Meet Adrian Chew, a Singaporean taxi driver who goes the extra mile to ensure the comfort of his passengers. Not only does he encourage them to request for their preferred radio station to tune into, but he also sets the air-con temperature to suit their comfort in an effort to make them feel more at home.
There's a notebook at the back for the passengers to pen their feedback on. As you might expect, it's full of praises and doodles.
I contacted Adrian on WhatsApp, and from our brief chat, I found out that he's been working as a taxi driver for around eight years.
When I asked how he felt reading the positive comments left on his notebook, he said, "I'm really glad and consoled that my efforts are appreciated. I feel encouraged to do more. And of course, most of all, the job satisfaction."
Adrian also revealed that he's a recovering drug addict for the past 14 years.
"I've been in and out of the Drug Rehabilitation Centre (DRC) prison. Three years after my last release, I volunteered there. I became a taxi driver immediately upon fulfilling the mandatory crime free period required by the agencies."
He continued, "The Roman Catholic Prison Ministry (RCPM) counselled me whilst I was in my last incarceration. Five years down the road, I stopped because of my health. I contracted hepatitis C."
(Hepatitis C is a potentially life-threatening disease that affects the liver. It's usually resulted from sharing infected needles. Some of its common symptoms include nausea and fatigue.)
From our interview, Adrian divulged that he's currently going through the interferon treatment. Unfortunately, it comes with a price. Interferon can cause flu-like symptoms such as muscle aches, chills and pains.

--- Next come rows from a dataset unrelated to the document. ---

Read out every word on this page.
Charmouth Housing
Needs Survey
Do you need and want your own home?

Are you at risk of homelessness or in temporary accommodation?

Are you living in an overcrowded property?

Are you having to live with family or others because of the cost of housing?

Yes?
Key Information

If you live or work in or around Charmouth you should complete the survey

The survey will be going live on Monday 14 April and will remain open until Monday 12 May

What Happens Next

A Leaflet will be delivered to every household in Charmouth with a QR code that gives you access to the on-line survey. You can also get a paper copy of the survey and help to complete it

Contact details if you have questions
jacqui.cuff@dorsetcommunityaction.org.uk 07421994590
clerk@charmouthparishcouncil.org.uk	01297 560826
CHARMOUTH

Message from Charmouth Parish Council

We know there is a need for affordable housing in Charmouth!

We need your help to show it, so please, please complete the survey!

Adrian didn't beat around the bush. He confessed, "My liver is hardening. [The treatment] has many side effects. It tires me easily."
"I don't earn a lot of money working as a taxi driver. I only need to support my parents and family. I'm happy with a simple life. I try my best to provide in my own terms of atonement for the hurt and shame I've given them," Adrian said.
"All addicts' past are almost the same." He shared.
Like his passengers, Adrian treasure the cab rides he had with them. The intimate talks they've shared in his taxi are one of the important things that will always remain close to his heart.
"I share my past to remind myself, to glorify God whom has salvaged me from hell, and to encourage my passengers especially when they share their deepest pain with me. I've made many friends, even though the taxi ride was only 30 minutes. These are my memorable moments."
Adrian provides an impeccable service. To paraphrase from an established British author, rock bottom became the solid foundation on which he rebuilt his life. But it's really his kindness, resilience and spirit that makes him unstoppable.